Firefighting exercise at sea? Look at the guy dangling off the crane.
Are you thiking about crossing the Pacific? Have you trained to fight fires or in damage control? How about safety and survival? You don't want to die, right? When going out into the ocean, I suggest that you prepare for anything and everthing that can go wrong. You can't always count on someone coming to your rescue.
note: Every sailor in the U.S. Navy is trained in firefighting, damage control and water survival. (Exp: No PFD, no big deal. Sailors learn how to turn their shirts or pants into flotation devices.)
From Heavymetal: “Fish made several successful flights, with picture-perfect landings, when the Admiral found out about the "fishcapades", at which time, just like Maverick in his Tomcat, The Fish was grounded. Never to be one to obey little things like the skipper's orders, however, our Brave Betta continued flying. And just flying F-14 Tomcats wasn't enough for him: he went on to fly every aircraft aboard the Kennedy, from A-18's to choppers, accumulating airtime in more aircraft types than any other aviator aboard the carrier.”
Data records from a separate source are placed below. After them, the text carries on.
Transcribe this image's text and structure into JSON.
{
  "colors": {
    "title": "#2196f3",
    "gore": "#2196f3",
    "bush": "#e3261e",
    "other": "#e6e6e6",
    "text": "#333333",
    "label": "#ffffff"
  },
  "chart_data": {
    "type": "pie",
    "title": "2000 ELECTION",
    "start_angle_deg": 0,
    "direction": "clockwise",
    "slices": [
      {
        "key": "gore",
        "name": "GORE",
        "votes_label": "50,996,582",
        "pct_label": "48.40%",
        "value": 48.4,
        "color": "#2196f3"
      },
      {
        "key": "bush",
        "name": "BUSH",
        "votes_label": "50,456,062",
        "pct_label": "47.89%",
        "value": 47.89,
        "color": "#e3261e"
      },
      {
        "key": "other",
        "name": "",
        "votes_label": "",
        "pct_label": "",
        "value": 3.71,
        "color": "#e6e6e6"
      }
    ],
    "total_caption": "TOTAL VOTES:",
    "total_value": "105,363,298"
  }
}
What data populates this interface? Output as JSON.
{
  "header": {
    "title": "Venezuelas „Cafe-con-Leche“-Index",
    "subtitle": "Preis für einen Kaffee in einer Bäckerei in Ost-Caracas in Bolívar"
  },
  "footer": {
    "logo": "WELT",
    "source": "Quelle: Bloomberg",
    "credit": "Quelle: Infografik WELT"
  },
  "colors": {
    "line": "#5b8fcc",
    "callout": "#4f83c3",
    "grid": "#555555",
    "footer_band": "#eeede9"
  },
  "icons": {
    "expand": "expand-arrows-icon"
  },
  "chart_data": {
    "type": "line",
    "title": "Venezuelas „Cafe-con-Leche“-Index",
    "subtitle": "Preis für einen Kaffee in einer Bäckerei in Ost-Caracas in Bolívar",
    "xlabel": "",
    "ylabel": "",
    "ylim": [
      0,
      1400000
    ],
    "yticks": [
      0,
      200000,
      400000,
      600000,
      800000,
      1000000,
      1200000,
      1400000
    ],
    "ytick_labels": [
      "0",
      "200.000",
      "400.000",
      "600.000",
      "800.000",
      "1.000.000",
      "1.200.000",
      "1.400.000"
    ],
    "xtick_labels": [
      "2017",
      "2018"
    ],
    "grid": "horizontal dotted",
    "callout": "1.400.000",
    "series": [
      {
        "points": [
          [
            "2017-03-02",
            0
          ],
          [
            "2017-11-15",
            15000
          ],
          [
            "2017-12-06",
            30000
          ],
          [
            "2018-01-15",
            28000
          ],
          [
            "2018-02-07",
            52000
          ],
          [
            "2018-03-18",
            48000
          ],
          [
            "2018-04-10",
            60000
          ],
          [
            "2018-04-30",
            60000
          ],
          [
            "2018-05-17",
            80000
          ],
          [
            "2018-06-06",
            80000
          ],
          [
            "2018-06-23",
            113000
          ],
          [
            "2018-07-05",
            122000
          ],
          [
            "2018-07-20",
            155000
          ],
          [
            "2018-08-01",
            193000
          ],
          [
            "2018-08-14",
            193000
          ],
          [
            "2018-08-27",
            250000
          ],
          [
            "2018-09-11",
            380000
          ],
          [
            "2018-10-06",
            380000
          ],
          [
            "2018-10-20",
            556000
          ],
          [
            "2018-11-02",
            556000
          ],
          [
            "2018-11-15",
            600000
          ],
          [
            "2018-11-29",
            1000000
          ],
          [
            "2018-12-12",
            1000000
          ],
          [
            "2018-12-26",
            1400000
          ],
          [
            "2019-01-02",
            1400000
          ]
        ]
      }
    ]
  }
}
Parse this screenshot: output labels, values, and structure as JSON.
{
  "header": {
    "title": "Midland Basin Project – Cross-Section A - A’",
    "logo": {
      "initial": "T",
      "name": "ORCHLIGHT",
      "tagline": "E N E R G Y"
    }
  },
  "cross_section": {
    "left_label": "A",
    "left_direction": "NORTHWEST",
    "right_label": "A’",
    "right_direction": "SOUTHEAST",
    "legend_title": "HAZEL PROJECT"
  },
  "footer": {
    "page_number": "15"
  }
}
The Fish's flights were well documented, with just a little of the video footage being represented in the video. After a huge number of missions over Afghanistan and many other wartime theaters, this video was presented and shown to the Admiral, who was so impressed with the video, that he pardoned Fish for his disobedience.
After The Fish's tour of duty was over, Fish was honorably discharged, and is today in retirement in California. And no doubt he is telling all the female Bettas of his exploits, impressing the hell out them.”
The Navy is back in town for Fleet Week. Every year people from around the Bay Area flock to the bay to watch the parade of ships and to see the air show which stars the Blue Angels. Sorry, Thunderbirds are no go.
While many of my fellow sailors bobbed up and down on their boats in the bay, I pulled out the deck chair, drank an adult beverage and watched the shindig from the comfort of my roof deck.
The Blue Angels flew somersaults over my building, which caused some of my lefty tenants to go into convulsions and fall face down on to the ground wreathing in pain. Do I smell sulphur in the room?Those jets represent the forces of global imperialism lead by the evil dictator Bush, and to top it off they are not carbon free.
Pardon the noise, that's the sound of freedom. Thanks, I was trying to take a nap.